Excerpt from CoStar
AHLA Opposes the Bill, While AAHOA Hopes It Passes
A bill making its way through the New Jersey state legislature could rework the hotel franchise model in the state, and two industry organizations have taken opposing views on the bill.
Even though it has potentially wider implications across the hotel industry, it’s not necessarily well-known by all U.S. hoteliers.
“The language of the bill would seem to introduce a series of protections for franchisees and limit the power of franchisors to change or enforce brand standards without the direct consent and involvement of the franchisees,” said Jane Bokunewicz, faculty director of the Lloyd D. Levenson Institute of Gaming, Hospitality and Tourism in Stockton University’s School of Business, in an email interview.
The bill would affect the sourcing of goods and services, brand standards as set in an operations manual and the logistics of brand-wide loyalty programs, among other aspects of the hotel franchise model, Bokunewicz said.
If passed by both houses of the state legislature and signed by the governor, the bill would make it a violation for a hotel franchisor to receive any direct or indirect consideration from a vendor or affiliate unless it is disclosed to the franchisee and then given to the franchisee, she said.
It would also allow a franchisee to purchase goods or services from suppliers besides those designated by the franchisor if those goods and services meet the franchisor’s reasonable specifications and standards, she said. It also requires franchisors to license a third-party supplier to use its trademarks for franchise supplies if those supplies are supposed to use the trademark.
It would not allow the franchisor to compete with the franchisee in an exclusive or protected territory under a different name or market without the franchisee’s approval.

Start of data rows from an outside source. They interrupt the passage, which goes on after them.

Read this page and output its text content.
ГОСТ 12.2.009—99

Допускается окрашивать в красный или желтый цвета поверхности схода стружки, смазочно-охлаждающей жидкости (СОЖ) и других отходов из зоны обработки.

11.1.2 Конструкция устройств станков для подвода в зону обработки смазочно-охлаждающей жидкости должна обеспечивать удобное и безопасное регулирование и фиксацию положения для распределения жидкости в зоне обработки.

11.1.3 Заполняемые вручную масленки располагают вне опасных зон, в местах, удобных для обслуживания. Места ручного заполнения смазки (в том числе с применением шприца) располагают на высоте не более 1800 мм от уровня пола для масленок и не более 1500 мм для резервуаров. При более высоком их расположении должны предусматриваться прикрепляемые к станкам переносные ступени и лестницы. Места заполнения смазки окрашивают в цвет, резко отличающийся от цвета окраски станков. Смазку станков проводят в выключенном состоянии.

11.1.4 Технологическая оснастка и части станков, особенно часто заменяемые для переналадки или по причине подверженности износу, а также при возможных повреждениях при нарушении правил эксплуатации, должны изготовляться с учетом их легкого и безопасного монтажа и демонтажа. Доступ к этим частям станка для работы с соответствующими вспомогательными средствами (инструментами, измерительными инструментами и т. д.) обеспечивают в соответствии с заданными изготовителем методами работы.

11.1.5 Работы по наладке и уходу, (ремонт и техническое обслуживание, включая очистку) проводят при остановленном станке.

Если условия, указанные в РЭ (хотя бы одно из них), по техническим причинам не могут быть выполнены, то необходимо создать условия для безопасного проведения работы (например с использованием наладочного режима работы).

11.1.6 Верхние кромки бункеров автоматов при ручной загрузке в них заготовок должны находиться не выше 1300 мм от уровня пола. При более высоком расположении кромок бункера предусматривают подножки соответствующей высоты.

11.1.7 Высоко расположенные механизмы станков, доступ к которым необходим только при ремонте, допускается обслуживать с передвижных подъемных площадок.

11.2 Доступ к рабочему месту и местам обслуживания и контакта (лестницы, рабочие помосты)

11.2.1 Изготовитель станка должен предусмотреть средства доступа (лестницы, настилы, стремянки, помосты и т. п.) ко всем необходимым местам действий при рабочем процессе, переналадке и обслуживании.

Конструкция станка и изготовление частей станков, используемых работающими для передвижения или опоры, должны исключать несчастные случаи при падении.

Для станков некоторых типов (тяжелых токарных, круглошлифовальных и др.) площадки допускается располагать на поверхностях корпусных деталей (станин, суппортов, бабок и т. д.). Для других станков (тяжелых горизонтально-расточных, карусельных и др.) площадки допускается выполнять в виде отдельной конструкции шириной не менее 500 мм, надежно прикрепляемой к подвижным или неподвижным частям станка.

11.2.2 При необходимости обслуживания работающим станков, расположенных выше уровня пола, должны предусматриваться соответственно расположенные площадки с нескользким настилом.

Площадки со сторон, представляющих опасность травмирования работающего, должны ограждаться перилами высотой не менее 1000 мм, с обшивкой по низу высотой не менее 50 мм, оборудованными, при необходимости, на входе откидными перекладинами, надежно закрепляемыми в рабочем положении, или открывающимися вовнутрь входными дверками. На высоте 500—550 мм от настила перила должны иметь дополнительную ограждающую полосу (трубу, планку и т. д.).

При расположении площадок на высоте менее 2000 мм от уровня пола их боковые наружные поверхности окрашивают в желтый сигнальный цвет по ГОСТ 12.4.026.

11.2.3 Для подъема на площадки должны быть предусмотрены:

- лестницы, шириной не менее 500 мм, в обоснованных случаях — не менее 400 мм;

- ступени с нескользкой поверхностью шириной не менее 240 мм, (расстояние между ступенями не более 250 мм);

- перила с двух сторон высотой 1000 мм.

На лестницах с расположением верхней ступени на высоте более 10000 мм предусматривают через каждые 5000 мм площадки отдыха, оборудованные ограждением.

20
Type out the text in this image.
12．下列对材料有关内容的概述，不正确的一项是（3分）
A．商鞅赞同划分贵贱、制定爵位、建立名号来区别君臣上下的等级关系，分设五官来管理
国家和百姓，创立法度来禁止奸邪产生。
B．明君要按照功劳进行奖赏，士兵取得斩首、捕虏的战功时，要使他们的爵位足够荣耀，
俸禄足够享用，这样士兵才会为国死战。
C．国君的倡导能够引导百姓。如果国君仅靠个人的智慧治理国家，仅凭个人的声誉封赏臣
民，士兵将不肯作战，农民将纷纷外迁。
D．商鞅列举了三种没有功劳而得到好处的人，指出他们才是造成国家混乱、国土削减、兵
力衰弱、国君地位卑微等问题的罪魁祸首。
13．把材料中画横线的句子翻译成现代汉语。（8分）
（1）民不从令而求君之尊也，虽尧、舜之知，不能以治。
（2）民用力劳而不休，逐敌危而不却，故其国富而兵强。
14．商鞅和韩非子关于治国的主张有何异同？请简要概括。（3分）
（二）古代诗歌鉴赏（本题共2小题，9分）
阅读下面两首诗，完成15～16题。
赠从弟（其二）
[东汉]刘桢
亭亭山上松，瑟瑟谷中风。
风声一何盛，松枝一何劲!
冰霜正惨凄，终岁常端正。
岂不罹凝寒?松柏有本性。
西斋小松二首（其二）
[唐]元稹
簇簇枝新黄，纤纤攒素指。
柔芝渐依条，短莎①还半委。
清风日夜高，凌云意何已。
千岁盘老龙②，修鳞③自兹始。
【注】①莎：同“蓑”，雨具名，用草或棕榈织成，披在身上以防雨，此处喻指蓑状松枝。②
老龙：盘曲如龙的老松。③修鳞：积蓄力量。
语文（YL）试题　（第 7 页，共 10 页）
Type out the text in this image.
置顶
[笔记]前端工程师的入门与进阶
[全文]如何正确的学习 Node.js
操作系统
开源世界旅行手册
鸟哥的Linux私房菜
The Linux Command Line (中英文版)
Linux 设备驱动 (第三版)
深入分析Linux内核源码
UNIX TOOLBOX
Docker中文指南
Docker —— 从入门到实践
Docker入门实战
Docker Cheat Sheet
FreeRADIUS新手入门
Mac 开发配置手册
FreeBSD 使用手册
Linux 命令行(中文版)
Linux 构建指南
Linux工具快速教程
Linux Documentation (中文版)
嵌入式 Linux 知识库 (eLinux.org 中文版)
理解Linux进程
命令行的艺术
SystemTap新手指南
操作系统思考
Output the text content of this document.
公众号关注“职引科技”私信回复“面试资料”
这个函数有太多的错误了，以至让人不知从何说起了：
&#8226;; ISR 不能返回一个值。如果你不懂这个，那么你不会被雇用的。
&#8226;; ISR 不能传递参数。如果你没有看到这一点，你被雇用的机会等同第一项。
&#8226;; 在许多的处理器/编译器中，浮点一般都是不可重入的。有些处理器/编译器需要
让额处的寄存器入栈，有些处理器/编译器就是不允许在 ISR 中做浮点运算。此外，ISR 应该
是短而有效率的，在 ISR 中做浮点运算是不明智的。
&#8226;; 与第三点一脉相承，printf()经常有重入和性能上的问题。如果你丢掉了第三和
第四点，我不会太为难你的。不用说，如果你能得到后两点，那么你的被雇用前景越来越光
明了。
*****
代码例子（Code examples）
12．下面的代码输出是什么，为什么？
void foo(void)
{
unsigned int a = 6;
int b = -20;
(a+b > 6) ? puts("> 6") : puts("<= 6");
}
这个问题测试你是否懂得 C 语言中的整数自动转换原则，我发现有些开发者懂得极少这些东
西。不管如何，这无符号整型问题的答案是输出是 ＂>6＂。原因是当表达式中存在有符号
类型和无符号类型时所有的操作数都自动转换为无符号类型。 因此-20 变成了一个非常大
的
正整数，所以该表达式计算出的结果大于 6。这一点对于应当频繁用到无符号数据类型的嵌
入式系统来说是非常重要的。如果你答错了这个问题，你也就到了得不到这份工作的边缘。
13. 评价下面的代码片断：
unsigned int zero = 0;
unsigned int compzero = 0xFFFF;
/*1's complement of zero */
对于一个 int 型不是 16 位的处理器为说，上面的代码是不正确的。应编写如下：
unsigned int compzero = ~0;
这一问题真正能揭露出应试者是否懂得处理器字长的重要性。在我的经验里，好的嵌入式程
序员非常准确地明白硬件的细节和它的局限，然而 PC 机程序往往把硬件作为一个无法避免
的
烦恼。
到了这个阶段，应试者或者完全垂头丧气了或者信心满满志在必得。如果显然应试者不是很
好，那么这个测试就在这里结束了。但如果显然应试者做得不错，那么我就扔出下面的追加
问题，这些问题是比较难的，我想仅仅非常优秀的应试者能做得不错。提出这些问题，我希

The bill also prohibits the franchisor from unilaterally changing the material terms of the franchise agreement by making changes to the operations manual, Bokunewicz said. There are exceptions, however, for matters concerning the health, safety and welfare of guests and employees.
Franchisors would not be able to impose new fees on franchisees unless they are disclosed in a franchise disclosure document and unless approved by the franchisee advisory committee or franchisee.
They also couldn’t impose a fee or charge on the franchisee for not enrolling a minimum number of guests, she said. They also would not be allowed to sell points in a loyalty program to guests to use at a franchisee’s hotel without compensating the franchisee.
Any violations of these provisions or in section 7 of the Franchise Practices Act would not constitute a good cause for a franchisee’s termination.
“While such protections could be perceived as beneficial to franchisees — especially in industries other than hospitality — the industry fears that these changes would have unintended consequences that would damage brand image and shake consumer confidence,” Bokunewicz said.